Березов в отчаянии выругался. Плавбаза удалялась от «Коршуна», она не могла идти на выручку. Не то, чтобы спастись на шлюпках в такую дикую ночь, даже спустить их благополучно в беснование волн было задачей почти, неисполнимой. Но без воистину крайней нужды, Никишин и не заикнулся бы о шлюпках. Березов снова вызвал Луконина. Голос Луконина зазвучал так ясно, словно он находился поблизости, хотя до него было несколько десятков миль.

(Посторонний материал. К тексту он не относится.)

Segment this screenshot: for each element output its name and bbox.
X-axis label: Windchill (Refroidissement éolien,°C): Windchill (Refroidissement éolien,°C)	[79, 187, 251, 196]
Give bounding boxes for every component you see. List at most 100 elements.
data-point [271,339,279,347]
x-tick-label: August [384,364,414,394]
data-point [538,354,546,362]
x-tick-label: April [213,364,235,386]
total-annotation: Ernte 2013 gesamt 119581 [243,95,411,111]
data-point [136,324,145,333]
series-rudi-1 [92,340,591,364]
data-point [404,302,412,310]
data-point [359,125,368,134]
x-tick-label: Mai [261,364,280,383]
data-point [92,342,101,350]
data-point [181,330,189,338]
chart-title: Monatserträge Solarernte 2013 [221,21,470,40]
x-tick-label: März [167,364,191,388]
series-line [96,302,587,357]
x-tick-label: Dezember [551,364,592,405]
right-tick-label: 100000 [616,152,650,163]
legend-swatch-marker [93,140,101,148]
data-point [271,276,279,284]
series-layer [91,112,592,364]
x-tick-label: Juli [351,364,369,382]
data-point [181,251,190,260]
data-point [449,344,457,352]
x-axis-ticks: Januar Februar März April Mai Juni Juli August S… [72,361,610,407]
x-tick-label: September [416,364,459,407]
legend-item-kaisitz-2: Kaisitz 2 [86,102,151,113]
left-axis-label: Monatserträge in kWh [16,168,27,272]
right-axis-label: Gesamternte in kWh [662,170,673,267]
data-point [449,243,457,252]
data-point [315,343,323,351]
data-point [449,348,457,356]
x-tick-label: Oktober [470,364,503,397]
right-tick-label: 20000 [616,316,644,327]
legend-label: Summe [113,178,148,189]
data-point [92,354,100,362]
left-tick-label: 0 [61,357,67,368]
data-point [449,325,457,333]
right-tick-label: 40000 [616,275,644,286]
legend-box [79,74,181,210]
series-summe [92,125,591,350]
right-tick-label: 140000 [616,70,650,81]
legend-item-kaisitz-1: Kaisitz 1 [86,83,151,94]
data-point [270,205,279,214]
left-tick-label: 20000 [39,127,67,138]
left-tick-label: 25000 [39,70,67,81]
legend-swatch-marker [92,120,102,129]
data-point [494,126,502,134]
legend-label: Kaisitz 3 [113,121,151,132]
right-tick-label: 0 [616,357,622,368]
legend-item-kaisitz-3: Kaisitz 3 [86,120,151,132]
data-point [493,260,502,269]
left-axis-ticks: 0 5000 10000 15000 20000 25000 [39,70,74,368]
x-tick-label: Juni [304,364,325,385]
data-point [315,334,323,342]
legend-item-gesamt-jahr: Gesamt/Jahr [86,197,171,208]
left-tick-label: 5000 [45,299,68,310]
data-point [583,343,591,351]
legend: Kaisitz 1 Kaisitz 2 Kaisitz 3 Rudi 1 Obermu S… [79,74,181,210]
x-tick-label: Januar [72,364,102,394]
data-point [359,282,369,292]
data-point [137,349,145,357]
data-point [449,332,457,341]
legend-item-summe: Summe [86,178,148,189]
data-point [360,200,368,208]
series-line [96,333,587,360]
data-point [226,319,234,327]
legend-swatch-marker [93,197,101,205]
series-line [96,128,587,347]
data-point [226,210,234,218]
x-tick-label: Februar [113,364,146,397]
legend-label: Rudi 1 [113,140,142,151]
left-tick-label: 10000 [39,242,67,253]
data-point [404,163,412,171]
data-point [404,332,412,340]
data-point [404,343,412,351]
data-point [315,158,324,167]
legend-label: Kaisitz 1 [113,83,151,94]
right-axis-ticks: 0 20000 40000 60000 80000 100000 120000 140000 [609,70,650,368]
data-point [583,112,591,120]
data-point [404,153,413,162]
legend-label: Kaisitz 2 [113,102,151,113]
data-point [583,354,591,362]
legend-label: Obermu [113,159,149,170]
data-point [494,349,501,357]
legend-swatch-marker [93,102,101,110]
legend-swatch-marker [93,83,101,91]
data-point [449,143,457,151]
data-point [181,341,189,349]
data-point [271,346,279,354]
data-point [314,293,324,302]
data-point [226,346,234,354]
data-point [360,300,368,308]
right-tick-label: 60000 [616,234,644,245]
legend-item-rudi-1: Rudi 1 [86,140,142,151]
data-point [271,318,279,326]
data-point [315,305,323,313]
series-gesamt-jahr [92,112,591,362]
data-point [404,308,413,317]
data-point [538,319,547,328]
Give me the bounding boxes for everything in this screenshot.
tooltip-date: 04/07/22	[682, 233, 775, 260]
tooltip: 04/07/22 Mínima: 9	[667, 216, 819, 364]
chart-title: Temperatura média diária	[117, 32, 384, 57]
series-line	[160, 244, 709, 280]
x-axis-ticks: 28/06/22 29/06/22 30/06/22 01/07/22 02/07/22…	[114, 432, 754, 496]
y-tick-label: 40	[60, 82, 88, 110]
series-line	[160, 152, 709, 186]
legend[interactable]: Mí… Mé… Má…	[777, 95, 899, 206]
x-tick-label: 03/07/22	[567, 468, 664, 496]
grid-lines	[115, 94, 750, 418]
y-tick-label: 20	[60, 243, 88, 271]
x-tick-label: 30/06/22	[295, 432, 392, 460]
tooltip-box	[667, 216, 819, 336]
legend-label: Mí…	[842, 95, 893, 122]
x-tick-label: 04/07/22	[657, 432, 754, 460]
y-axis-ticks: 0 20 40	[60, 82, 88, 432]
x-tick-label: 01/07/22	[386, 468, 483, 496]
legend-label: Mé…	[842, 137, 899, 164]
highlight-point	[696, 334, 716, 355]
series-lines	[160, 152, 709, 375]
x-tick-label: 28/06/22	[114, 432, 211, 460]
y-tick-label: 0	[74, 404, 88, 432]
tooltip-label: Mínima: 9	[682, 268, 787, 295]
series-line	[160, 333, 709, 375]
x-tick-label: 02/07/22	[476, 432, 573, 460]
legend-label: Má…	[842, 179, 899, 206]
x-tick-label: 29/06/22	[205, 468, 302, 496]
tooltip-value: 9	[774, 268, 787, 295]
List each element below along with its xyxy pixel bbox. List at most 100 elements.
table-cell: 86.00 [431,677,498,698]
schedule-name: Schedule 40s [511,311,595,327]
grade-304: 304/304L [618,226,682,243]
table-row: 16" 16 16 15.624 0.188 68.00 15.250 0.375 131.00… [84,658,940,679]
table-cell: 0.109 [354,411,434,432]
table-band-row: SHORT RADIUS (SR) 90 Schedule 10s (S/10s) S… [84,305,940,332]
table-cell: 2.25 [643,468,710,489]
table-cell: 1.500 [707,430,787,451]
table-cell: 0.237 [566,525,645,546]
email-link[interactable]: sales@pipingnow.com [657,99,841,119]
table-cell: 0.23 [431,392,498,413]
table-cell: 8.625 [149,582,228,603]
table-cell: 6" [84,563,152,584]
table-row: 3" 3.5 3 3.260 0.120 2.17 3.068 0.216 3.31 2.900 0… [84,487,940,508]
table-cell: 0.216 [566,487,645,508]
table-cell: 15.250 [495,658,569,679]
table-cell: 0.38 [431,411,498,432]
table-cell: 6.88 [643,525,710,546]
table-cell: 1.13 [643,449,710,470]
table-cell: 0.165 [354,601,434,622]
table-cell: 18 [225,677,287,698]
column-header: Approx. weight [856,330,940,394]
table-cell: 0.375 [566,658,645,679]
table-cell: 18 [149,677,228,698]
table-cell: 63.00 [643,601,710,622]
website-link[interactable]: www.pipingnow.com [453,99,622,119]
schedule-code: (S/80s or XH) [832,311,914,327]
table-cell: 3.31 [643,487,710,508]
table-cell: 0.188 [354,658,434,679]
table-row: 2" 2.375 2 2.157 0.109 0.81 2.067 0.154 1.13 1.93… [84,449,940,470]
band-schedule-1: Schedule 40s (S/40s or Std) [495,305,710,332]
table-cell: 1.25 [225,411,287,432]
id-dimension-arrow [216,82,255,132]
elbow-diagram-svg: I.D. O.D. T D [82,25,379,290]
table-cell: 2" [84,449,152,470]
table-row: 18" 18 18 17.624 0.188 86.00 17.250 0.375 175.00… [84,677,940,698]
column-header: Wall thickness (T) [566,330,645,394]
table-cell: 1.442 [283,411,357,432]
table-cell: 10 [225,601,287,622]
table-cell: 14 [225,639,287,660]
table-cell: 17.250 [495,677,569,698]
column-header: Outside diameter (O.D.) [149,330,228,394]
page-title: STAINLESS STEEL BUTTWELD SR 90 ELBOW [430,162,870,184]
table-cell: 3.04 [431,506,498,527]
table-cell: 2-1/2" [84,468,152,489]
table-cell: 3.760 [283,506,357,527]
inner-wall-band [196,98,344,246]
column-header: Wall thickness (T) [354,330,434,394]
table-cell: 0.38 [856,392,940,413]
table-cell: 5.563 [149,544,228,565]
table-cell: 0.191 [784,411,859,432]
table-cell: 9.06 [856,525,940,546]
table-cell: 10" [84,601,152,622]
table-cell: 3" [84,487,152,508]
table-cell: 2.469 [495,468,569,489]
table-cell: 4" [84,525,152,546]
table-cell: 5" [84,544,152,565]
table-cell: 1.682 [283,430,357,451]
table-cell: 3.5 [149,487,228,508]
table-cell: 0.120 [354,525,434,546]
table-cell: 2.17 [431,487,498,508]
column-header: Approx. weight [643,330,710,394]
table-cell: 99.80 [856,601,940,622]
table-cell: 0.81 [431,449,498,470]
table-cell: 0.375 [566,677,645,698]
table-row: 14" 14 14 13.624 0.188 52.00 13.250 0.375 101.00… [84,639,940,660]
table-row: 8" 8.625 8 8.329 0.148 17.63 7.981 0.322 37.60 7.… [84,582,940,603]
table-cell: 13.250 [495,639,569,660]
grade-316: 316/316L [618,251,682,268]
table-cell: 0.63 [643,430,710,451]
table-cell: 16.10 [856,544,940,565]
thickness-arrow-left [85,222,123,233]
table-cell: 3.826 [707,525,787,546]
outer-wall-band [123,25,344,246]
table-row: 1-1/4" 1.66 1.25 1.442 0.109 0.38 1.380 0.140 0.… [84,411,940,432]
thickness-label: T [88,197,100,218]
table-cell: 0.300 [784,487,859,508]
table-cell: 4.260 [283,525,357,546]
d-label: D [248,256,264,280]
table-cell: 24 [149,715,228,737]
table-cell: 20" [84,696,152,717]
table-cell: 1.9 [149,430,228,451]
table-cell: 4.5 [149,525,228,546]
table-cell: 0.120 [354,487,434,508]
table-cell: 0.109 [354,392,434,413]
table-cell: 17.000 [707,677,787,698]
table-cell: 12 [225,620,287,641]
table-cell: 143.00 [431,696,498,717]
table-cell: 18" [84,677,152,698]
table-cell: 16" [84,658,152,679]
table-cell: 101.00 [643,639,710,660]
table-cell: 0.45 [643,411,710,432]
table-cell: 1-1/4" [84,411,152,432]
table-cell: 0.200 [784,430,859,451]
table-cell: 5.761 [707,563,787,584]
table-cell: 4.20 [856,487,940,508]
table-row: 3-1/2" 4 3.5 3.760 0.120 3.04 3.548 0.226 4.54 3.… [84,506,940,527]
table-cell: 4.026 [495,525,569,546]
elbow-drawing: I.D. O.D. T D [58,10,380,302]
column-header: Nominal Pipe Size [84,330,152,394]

— Василий Васильевич, перебежим с шестнадцатого на десятый, не хочу занимать открытую частоту. — И сообщив о несчастье с «Коршуном», Березов попросил повернуть спасатель к терпящему бедствие судну.

— Поворачиваю, свяжусь с «Коршуном», — ответил Луконин. Березов нанес на карту новые координаты «Резвого». Прошло минут десять и заговорил Луконин.

— Связь с «Коршуном» установлена. Никишин надеется продержаться до прихода спасателя, положение его скверное. Я тороплюсь, — кратко известил Луконин.

Березов снова закрыл глаза, откинулся в глубоком кресле, думал, вспоминал, убеждал самого себя, прикидывал, как убедить других, — явились новые мысли, он пытался оценить их истинное значение, представить себе дальние выводы из них. Он — руководитель бедующего флота, он должен соответствовать своему посту. И он думал о том, что нужно после бури предпринять, чтобы усилить способность судов бороться со стихиями. Среди этих мыслей были и мелкие — реконструировать трюмные закрытия, вместо палубных люстр поставить везде прожекторы; и идеи покрупней — заменить слабые машины двигателями помощнее, и посылать на дальные промыслы только новые суда, сходящие со стапелей, а старые специализировать на малых промыслах, во внутренних морях. И что такая реконструкция рыболовного флота уже производится и без него, на нее отпускаются ежегодно десятки, если не сотни миллионов рублей, он может только дополнительно указать на ее срочную настоятельность, лишь немного подтолкнуть ее, и без него спешную, докладами министру и рапортами правительству — и что он обязан, чуть вернется на берег, засесть за такие доклады и рапорты — и непременно, что бы ни отвлекало, засядет за них…

А сквозь эти важные мысли, по-деловому объективные и глубоко специальные, прорывались мысли помельче, очень субъективные, очень личные — и Березов, молчаливо терзаясь, отдавался им, забывая о больших проектах. В обезумевшем океане бедовал его флот, два суденышка гибли, к ним спешили на помощь — успеют ли? Как он может усилить подмогу? Не забыл ли он чего.

Кресло швыряло то вправо, то влево, оно то старалось вывалить Березова на стол, то пыталось перебросить через спинку. За стенами рубки оглушающе, изнурительно ревел океан. В душе Березова совершался перелом, еще день назад он не мог бы и подумать, что такой перелом возможен. Он видел гибель судов, сам дважды чуть не погиб. В трех книгах написано о нем, в двух помещены его портреты. Все слова, что писались и произносились о нем, были признанием его бесстрашия и умелости, это были только хорошие слова и главное — правдивые. Он вспомнил, как на катере, охваченном пламенем, мчался, зная, что идет на гибель, на врага, не уступавшего ему ни в храбрости, ни в умении, — он раньше должен был швырнуть врага в пучину, потом сам погрузиться туда. И лишь когда взрыв торпеды возвестил, что одно дело сделано, он приказал команде бросаться в шлюпку — ушел все же от гибели. То был честный бой, лицом к врагу, и он, капитан-лейтенант Березов, выиграл этот бой. Березов оглядывался на прожитую жизнь — не было в ней чего-либо существенного, чего он мог бы устыдиться.